🎣 Fish Weight Calculator
Enter a fish's species and length — and its girth if you have it — to estimate its weight in pounds and kilograms before you ever reach for a scale.
🐟 Estimate Your Catch
What is a Fish Weight Calculator?
A fish weight calculator turns a quick tape measurement into a reliable weight estimate, so you can log a catch, settle a friendly bet, or photograph and release a fish without hauling a scale to the water. It uses the proven length and length-plus-girth formulas anglers have relied on for generations.
Pick your species, measure carefully, and add girth whenever you can for the most accurate result. Treat the number as a solid field estimate — a certified scale is the final word.
❓ Frequently Asked Questions
How do you estimate a fish's weight from its length?
Most species follow a predictable length-to-weight relationship. With length alone, the calculator cubes the length and divides by a species shape factor that captures how stout or slender that fish is — a heavy-bodied bass and a long, lean pike of the same length weigh very differently. Enter the species and total length and you get a quick pound and kilogram estimate.
Does adding girth make the estimate more accurate?
Yes. A girth measurement captures how full-bodied an individual fish is, which length alone can't.
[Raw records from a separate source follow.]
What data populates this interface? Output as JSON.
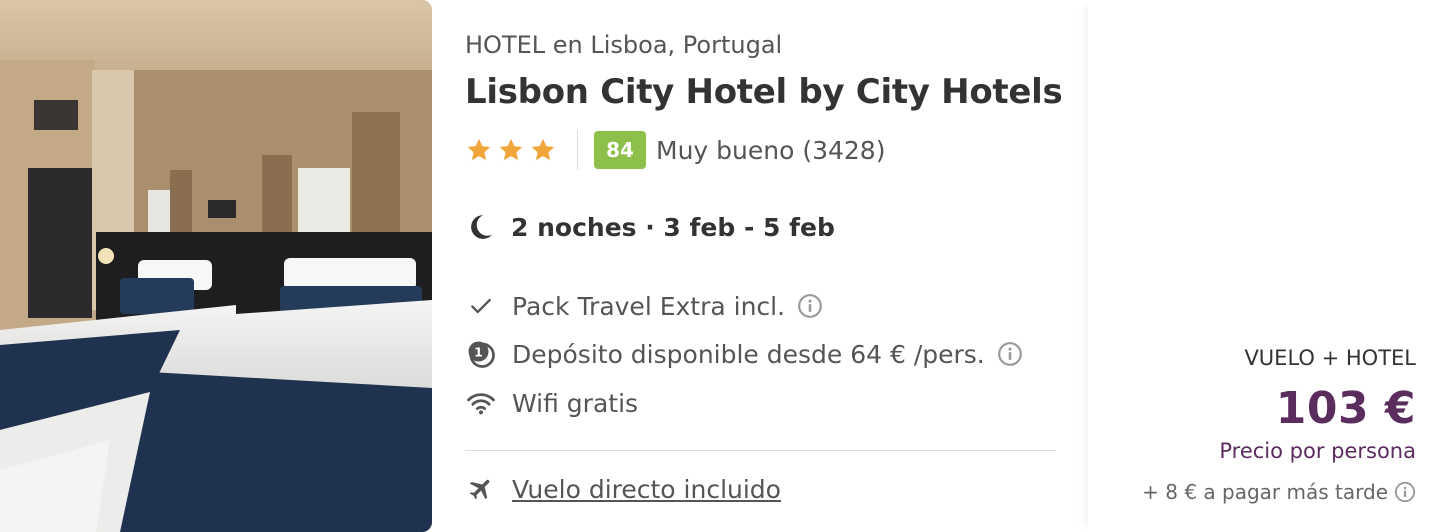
{
  "hotel": {
    "category_location": "HOTEL en Lisboa, Portugal",
    "name": "Lisbon City Hotel by City Hotels",
    "stars": 3,
    "score": "84",
    "score_text": "Muy bueno (3428)",
    "score_color": "#8cc04a",
    "photo_icon": "hotel-room-photo"
  },
  "stay": {
    "icon": "moon-icon",
    "text": "2 noches · 3 feb - 5 feb"
  },
  "features": [
    {
      "icon": "check-icon",
      "text": "Pack Travel Extra incl.",
      "info": true
    },
    {
      "icon": "deposit-icon",
      "text": "Depósito disponible desde 64 € /pers.",
      "info": true
    },
    {
      "icon": "wifi-icon",
      "text": "Wifi gratis",
      "info": false
    }
  ],
  "flight": {
    "icon": "plane-icon",
    "link_text": "Vuelo directo incluido"
  },
  "price": {
    "label": "VUELO + HOTEL",
    "amount": "103 €",
    "per_person": "Precio por persona",
    "later": "+ 8 € a pagar más tarde",
    "accent": "#5b2d5f"
  },
  "colors": {
    "star": "#f0a53a",
    "text_dark": "#333333",
    "text_muted": "#555555"
  }
}
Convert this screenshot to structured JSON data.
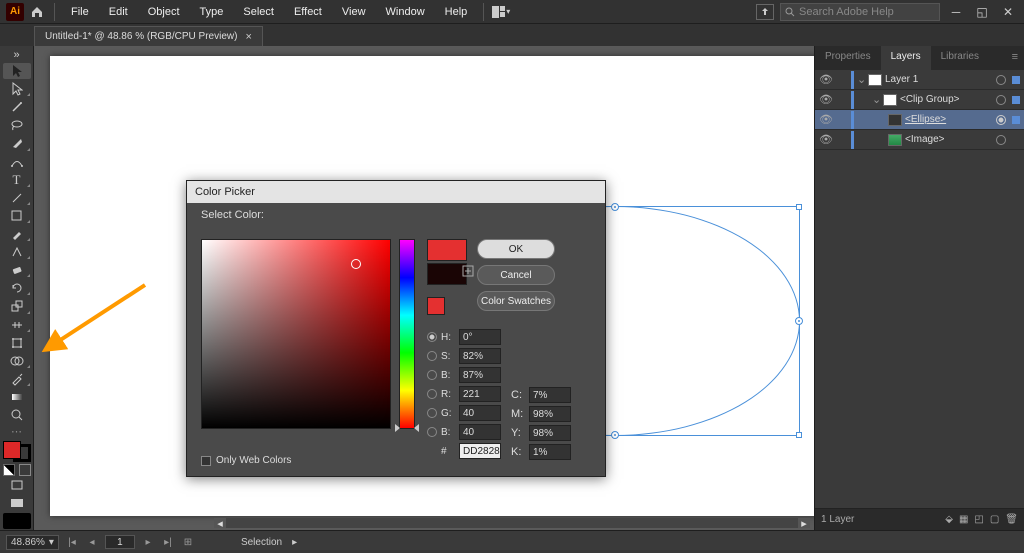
{
  "menubar": {
    "items": [
      "File",
      "Edit",
      "Object",
      "Type",
      "Select",
      "Effect",
      "View",
      "Window",
      "Help"
    ],
    "search_placeholder": "Search Adobe Help"
  },
  "document": {
    "tab_title": "Untitled-1* @ 48.86 % (RGB/CPU Preview)"
  },
  "panel": {
    "tabs": [
      "Properties",
      "Layers",
      "Libraries"
    ],
    "active_tab": 1,
    "layers": [
      {
        "indent": 0,
        "name": "Layer 1",
        "expanded": true,
        "selected": false,
        "has_square": true
      },
      {
        "indent": 1,
        "name": "<Clip Group>",
        "expanded": true,
        "selected": false,
        "has_square": true
      },
      {
        "indent": 2,
        "name": "<Ellipse>",
        "expanded": false,
        "selected": true,
        "has_square": true,
        "circ_fill": true
      },
      {
        "indent": 2,
        "name": "<Image>",
        "expanded": false,
        "selected": false,
        "has_square": false
      }
    ],
    "footer_label": "1 Layer"
  },
  "dialog": {
    "title": "Color Picker",
    "select_label": "Select Color:",
    "buttons": {
      "ok": "OK",
      "cancel": "Cancel",
      "swatches": "Color Swatches"
    },
    "hsl": {
      "h_label": "H:",
      "s_label": "S:",
      "b_label": "B:",
      "h": "0°",
      "s": "82%",
      "b": "87%"
    },
    "rgb": {
      "r_label": "R:",
      "g_label": "G:",
      "b_label": "B:",
      "r": "221",
      "g": "40",
      "b": "40"
    },
    "cmyk": {
      "c_label": "C:",
      "m_label": "M:",
      "y_label": "Y:",
      "k_label": "K:",
      "c": "7%",
      "m": "98%",
      "y": "98%",
      "k": "1%"
    },
    "hex_label": "#",
    "hex": "DD2828",
    "only_web": "Only Web Colors"
  },
  "status": {
    "zoom": "48.86%",
    "page": "1",
    "tool": "Selection"
  }
}
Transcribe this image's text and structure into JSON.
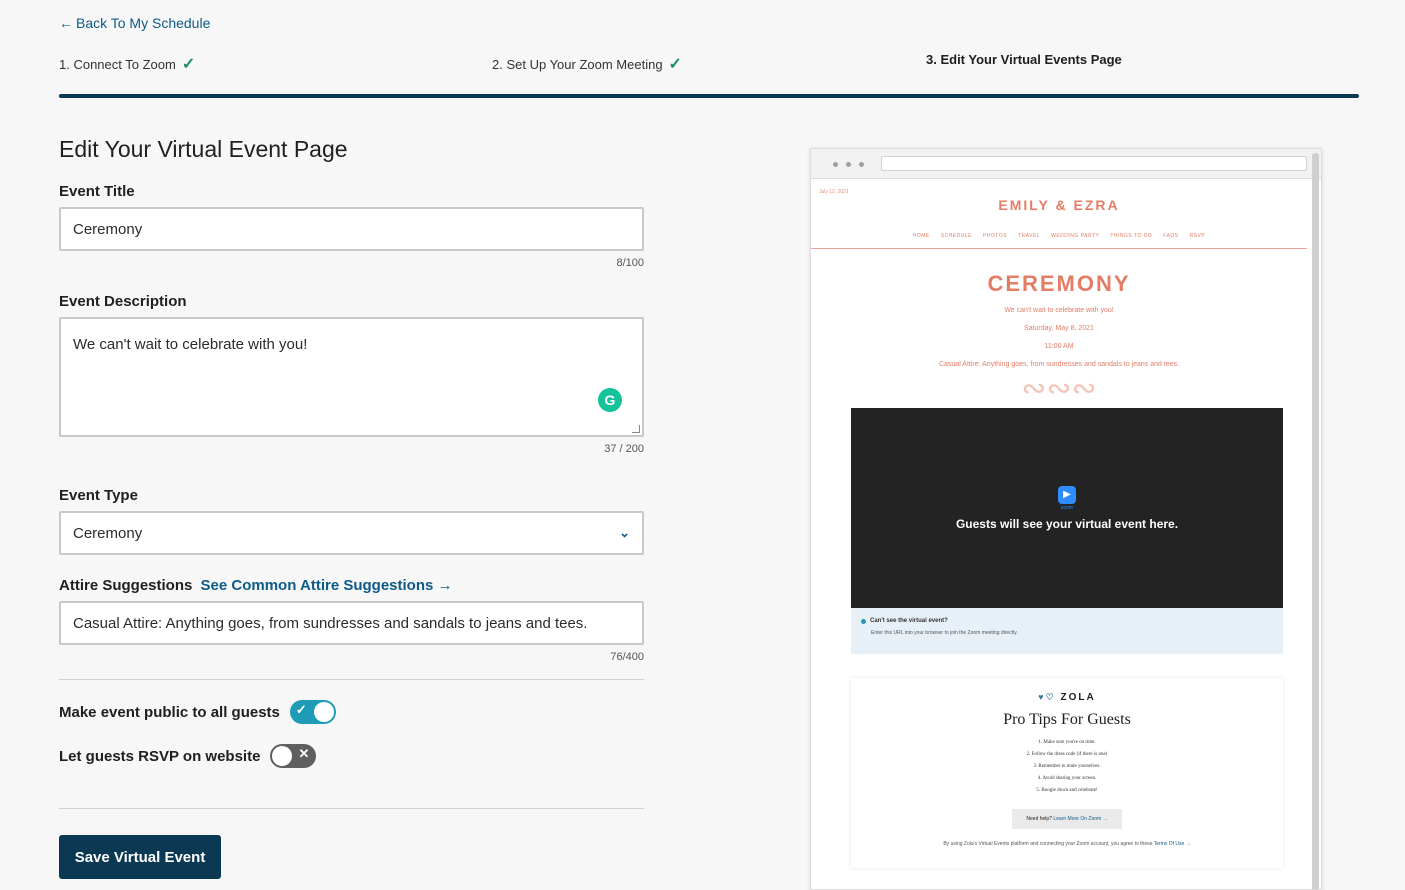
{
  "back_link": "Back To My Schedule",
  "steps": [
    {
      "label": "1. Connect To Zoom",
      "done": true
    },
    {
      "label": "2. Set Up Your Zoom Meeting",
      "done": true
    },
    {
      "label": "3. Edit Your Virtual Events Page",
      "done": false
    }
  ],
  "form": {
    "heading": "Edit Your Virtual Event Page",
    "title_label": "Event Title",
    "title_value": "Ceremony",
    "title_counter": "8/100",
    "desc_label": "Event Description",
    "desc_value": "We can't wait to celebrate with you!",
    "desc_counter": "37 / 200",
    "type_label": "Event Type",
    "type_value": "Ceremony",
    "attire_label": "Attire Suggestions",
    "attire_link": "See Common Attire Suggestions",
    "attire_value": "Casual Attire: Anything goes, from sundresses and sandals to jeans and tees.",
    "attire_counter": "76/400",
    "public_label": "Make event public to all guests",
    "public_on": true,
    "rsvp_label": "Let guests RSVP on website",
    "rsvp_on": false,
    "save_label": "Save Virtual Event"
  },
  "preview": {
    "date": "July 12, 2021",
    "couple": "EMILY & EZRA",
    "nav": [
      "HOME",
      "SCHEDULE",
      "PHOTOS",
      "TRAVEL",
      "WEDDING PARTY",
      "THINGS TO DO",
      "FAQS",
      "RSVP"
    ],
    "event_title": "CEREMONY",
    "event_desc": "We can't wait to celebrate with you!",
    "event_date": "Saturday, May 8, 2021",
    "event_time": "11:00 AM",
    "event_attire": "Casual Attire: Anything goes, from sundresses and sandals to jeans and tees.",
    "zoom_word": "zoom",
    "video_text": "Guests will see your virtual event here.",
    "cant_title": "Can't see the virtual event?",
    "cant_desc": "Enter this URL into your browser to join the Zoom meeting directly.",
    "zola_brand": "ZOLA",
    "tips_title": "Pro Tips For Guests",
    "tips": [
      "1. Make sure you're on time.",
      "2. Follow the dress code (if there is one)",
      "3. Remember to mute yourselves.",
      "4. Avoid sharing your screen.",
      "5. Boogie down and celebrate!"
    ],
    "help_text": "Need help?",
    "help_link": "Learn More On Zoom",
    "terms_text": "By using Zola's Virtual Events platform and connecting your Zoom account, you agree to these",
    "terms_link": "Terms Of Use"
  },
  "colors": {
    "accent": "#0b3954",
    "link": "#0e5b88",
    "coral": "#e47c66",
    "toggle_on": "#1e9bb7"
  }
}
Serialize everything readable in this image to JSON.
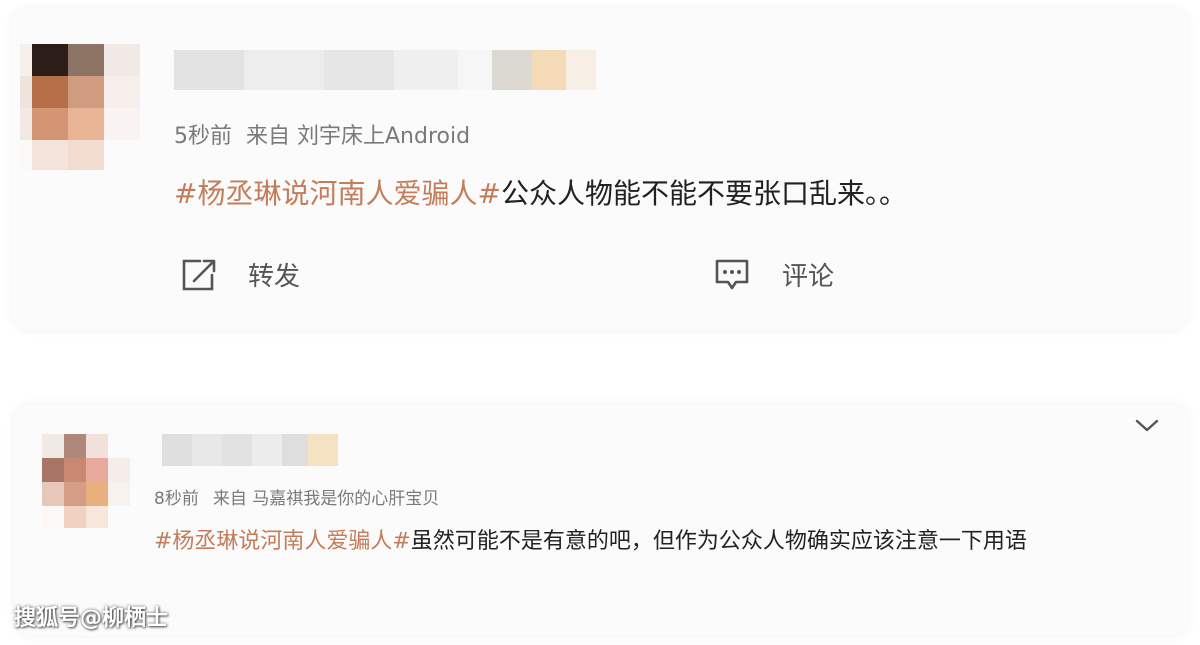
{
  "posts": [
    {
      "time": "5秒前",
      "source": "来自 刘宇床上Android",
      "hashtag": "#杨丞琳说河南人爱骗人#",
      "text": "公众人物能不能不要张口乱来。。",
      "actions": {
        "repost": "转发",
        "comment": "评论"
      }
    },
    {
      "time": "8秒前",
      "source": "来自 马嘉祺我是你的心肝宝贝",
      "hashtag": "#杨丞琳说河南人爱骗人#",
      "text": "虽然可能不是有意的吧，但作为公众人物确实应该注意一下用语"
    }
  ],
  "watermark": "搜狐号@柳栖士",
  "icons": {
    "avatar": "pixelated-avatar",
    "username": "blurred-username",
    "repost": "repost-icon",
    "comment": "comment-icon",
    "expand": "chevron-down-icon"
  },
  "colors": {
    "hashtag": "#c47d5a",
    "meta": "#7a7a7a",
    "text": "#222222"
  }
}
When you supply girth, the tool switches to the standard girth formula — girth squared times length, divided by 800 — which accounts for fat, pre-spawn, or trophy fish that are heavier than their length suggests.
How should I measure the fish?
Measure total length from the tip of the nose to the end of the tail along a flat surface, in inches. For girth, wrap a soft tape around the fattest part of the body, just ahead of the dorsal fin. Measure quickly, keep the fish wet, and release it promptly if you're practicing catch and release.
Is this accurate enough for a record or tournament?
No. These formulas give a good field estimate for fun and for catch-and-release logging, but they are approximations. For an official record, tournament weigh-in, or anything that needs to be exact, use a certified scale.